Dans le cadre du 71e anniversaire de la Révolution du 1er novembre 1954, le Centre Culturel Algérien de Paris a offert, du 10 au 13 novembre 2025, une carte blanche à l’un des visages les plus emblématiques du cinéma algérien : Ahmed Bedjaoui. Producteur, écrivain, professeur d’université et critique reconnu, celui que le public surnomme affectueusement « Monsieur Cinéma » a conçu un programme exceptionnel, dans un esprit à la fois critique et didactique.

Un parcours dédié au cinéma algérien
Diplômé de l’IDHEC, figure majeure de la RTA dans les années 1970-1980, animateur du mythique Télé Ciné Club pendant près de vingt ans, auteur et critique prolifique, Ahmed Bedjaoui a consacré sa vie entière à défendre et faire rayonner le cinéma algérien. Son engagement lui a valu de nombreuses distinctions, dont la prestigieuse médaille Federico Fellini de l’UNESCO.
Un choix de films guidé par l’émotion
Interrogé par Dzdia sur la sélection, Ahmed Bedjaoui explique avoir privilégié des œuvres « de cœur », capables de toucher le public par leur force narrative. La programmation s’est ouverte sur le documentaire Ciné-Guerrillas : Scènes des archives Labudović de Mila Turajlić, présenté en présence de la réalisatrice. Un film profondément émouvant, construit à partir d’images inédites tournées au cœur de la Guerre de libération algérienne.
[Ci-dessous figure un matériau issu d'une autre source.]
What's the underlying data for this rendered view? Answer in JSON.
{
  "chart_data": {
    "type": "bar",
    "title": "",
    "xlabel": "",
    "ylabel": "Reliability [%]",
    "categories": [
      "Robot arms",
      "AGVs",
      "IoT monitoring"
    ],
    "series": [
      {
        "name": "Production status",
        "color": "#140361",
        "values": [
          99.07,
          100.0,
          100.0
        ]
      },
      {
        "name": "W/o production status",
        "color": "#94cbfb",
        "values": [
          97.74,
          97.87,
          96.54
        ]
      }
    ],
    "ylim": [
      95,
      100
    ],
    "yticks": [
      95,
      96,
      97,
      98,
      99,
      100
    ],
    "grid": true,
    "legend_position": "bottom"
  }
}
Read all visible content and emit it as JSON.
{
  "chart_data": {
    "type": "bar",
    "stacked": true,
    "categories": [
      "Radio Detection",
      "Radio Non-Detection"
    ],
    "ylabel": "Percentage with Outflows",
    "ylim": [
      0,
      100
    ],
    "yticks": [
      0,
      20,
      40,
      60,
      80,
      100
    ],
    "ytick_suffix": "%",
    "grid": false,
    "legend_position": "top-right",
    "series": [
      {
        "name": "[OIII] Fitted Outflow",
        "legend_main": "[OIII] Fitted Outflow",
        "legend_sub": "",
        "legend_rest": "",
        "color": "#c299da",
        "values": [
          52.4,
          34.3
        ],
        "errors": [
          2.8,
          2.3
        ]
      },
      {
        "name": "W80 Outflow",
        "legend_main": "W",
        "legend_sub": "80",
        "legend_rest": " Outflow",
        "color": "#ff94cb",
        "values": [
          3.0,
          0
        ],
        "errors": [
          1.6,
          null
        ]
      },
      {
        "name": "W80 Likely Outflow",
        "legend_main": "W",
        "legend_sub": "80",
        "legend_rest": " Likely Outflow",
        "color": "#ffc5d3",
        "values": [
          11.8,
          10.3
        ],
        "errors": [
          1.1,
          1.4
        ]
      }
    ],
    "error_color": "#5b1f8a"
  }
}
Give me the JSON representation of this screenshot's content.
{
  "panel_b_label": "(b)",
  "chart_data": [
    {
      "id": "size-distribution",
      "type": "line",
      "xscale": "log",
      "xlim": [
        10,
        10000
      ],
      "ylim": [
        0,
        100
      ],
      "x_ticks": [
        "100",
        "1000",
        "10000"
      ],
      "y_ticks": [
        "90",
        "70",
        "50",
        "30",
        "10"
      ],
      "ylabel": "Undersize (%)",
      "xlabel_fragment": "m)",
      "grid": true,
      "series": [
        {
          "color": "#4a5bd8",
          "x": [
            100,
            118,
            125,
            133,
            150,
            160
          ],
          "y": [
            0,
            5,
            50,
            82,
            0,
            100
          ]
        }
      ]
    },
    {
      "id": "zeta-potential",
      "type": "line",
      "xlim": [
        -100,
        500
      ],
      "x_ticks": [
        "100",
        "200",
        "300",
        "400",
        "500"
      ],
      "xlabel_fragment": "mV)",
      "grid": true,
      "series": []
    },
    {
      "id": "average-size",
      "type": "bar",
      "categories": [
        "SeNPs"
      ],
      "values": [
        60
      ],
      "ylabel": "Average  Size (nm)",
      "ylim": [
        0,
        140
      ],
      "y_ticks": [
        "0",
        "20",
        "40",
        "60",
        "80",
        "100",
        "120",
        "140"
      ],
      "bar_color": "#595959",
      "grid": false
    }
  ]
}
La soirée s’est poursuivie avec deux œuvres aux tonalités contrastées avec Le Puits de Lotfi Bouchouchi, un drame intense et profondément humain et Tahia ya Didou de Mohamed Zinet, joyau du cinéma algérien, mêlant poésie, humour et regard tendre sur Alger.
« Un mélange de gravité, d’humour, mais aussi d’espoir, porté par une jeunesse prête à reprendre le flambeau », confie Bedjaoui.
Le cycle s’est prolongé avec London River de Rachid Bouchareb, que Bedjaoui considère comme l’un des films les plus subtils du réalisateur. Le drame rapproche deux parents que tout oppose, dans une quête poignante après les attentats de Londres en 2005.
Enfin, la rétrospective s’est clôturée avec Vivre au Paradis de Boualem Guerdjou, en présence de l’actrice Fadila Belkebla. Le film revient sur la vie des immigrés algériens dans les bidonvilles de Nanterre au début des années 1960, au moment où l’Histoire bascule vers l’indépendance. Pour Ahmed Bedjaoui, terminer sur ce film résonne particulièrement :
« Il est essentiel de rappeler ce que la diaspora algérienne a apporté à la pensée universelle, et de ne jamais oublier le 17 octobre. »
Avec « Visions d’Algérie », Ahmed Bedjaoui a proposé plus qu’une simple rétrospective : un voyage à travers les images qui ont raconté, filmé et porté l’Algérie. Un hommage vibrant à un peuple, à son combat et à son cinéma, qui continue d’inspirer les nouvelles générations.